Visard: System Architecture
This project centers on discovering the changing patterns over time in linked data and providing a visualization tool for users, which help users to establish historical context and make predictions about upcoming actions.

Figure 1 shows the architecture of the system. At the lowest layer is the "raw" relational data (which may in fact have been processed to extract metadata and semantic meaning). Model induction methods are used to construct the next layer, a probabilistic relational model that summarizes the correlations and dependencies in the data. This model feeds into a spatial layout layer that uses interactive, incremental hierarchical clustering methods to create a display space. Finally, the dynamic visualization layer allows the user to interactively explore the model in the layout space.

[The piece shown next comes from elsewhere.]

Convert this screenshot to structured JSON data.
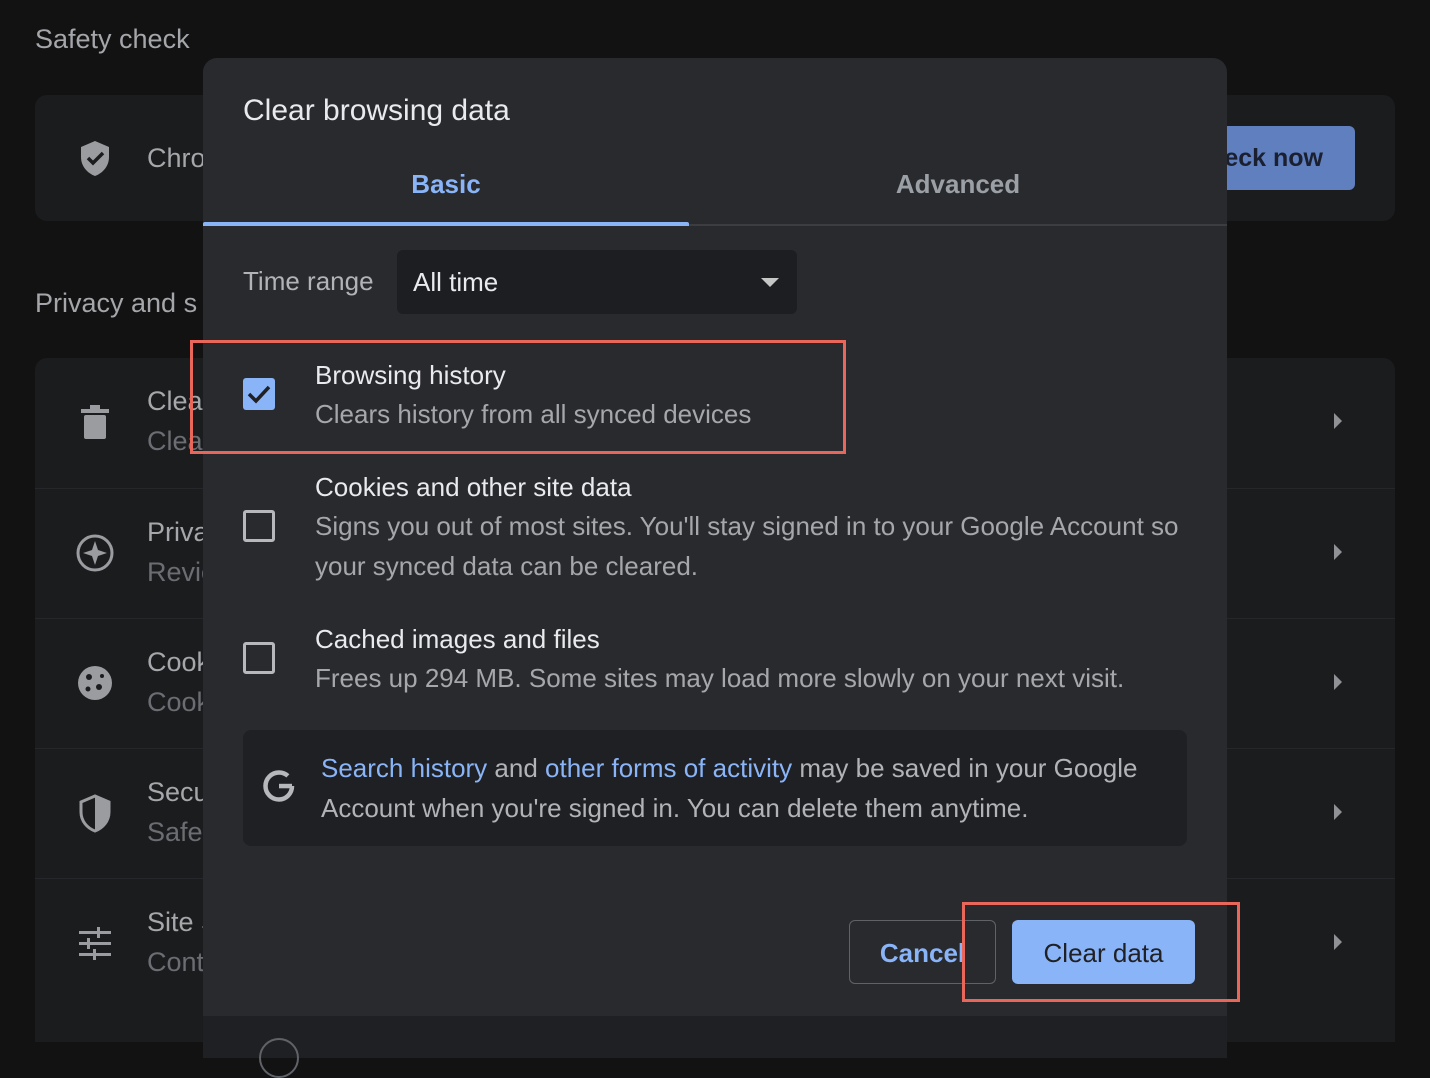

Note that the user has both spatial and temporal control over the visualization. That is, the user can select particular objects and relations to visualize and establish their initial spatial arrangement (with the assistance of interactive, semi-automated layout tools that we will develop). Given the objects and relations that are of interest to the user, probabilistic models will be learned for each available time interval of data. Changes in the data will be reflected in changes in the model, which will in turn be reflected in the visualization. The visualization shows different types of objects and links (known vs. postulated, probabilistic vs. deterministic, temporal vs. static) using visual features such as color and size. Users can control the appearance of the display, allowing them to construct different views depending on heir current task requirements. The user can also control the rate and direction of change (i.e., forward or backward in time), can engage in "what-if" analysis to see the possible long-term effects of hypothetical changes to the data and to compare the time course of the data with and without the change, and can drill down to examine the raw data that supports the model.
We propose to represent change in the visualization by motion because of its perceptual and cognitive importance. Motion is a so-called "pop-out" visual feature, one that registers pre-attentively. This makes it possible for the user to consciously attend to a particular aspect of the visualization while remaining informed about changes in other aspects. The phenomenon of spatial memory is exploited by the interactive layout clustering methods to guide the construction of the display space, allowing users to focus on those aspects of the linked structure they deem to be most relevant. For example, a user can easily remember that a particular category of individuals (e.g., high-tech startups) is located in the upper right of the display, notice increased activity in that part of the screen out of the corner of their eye, and immediately conclude that the time period covered by the visualization entails significant change within that category.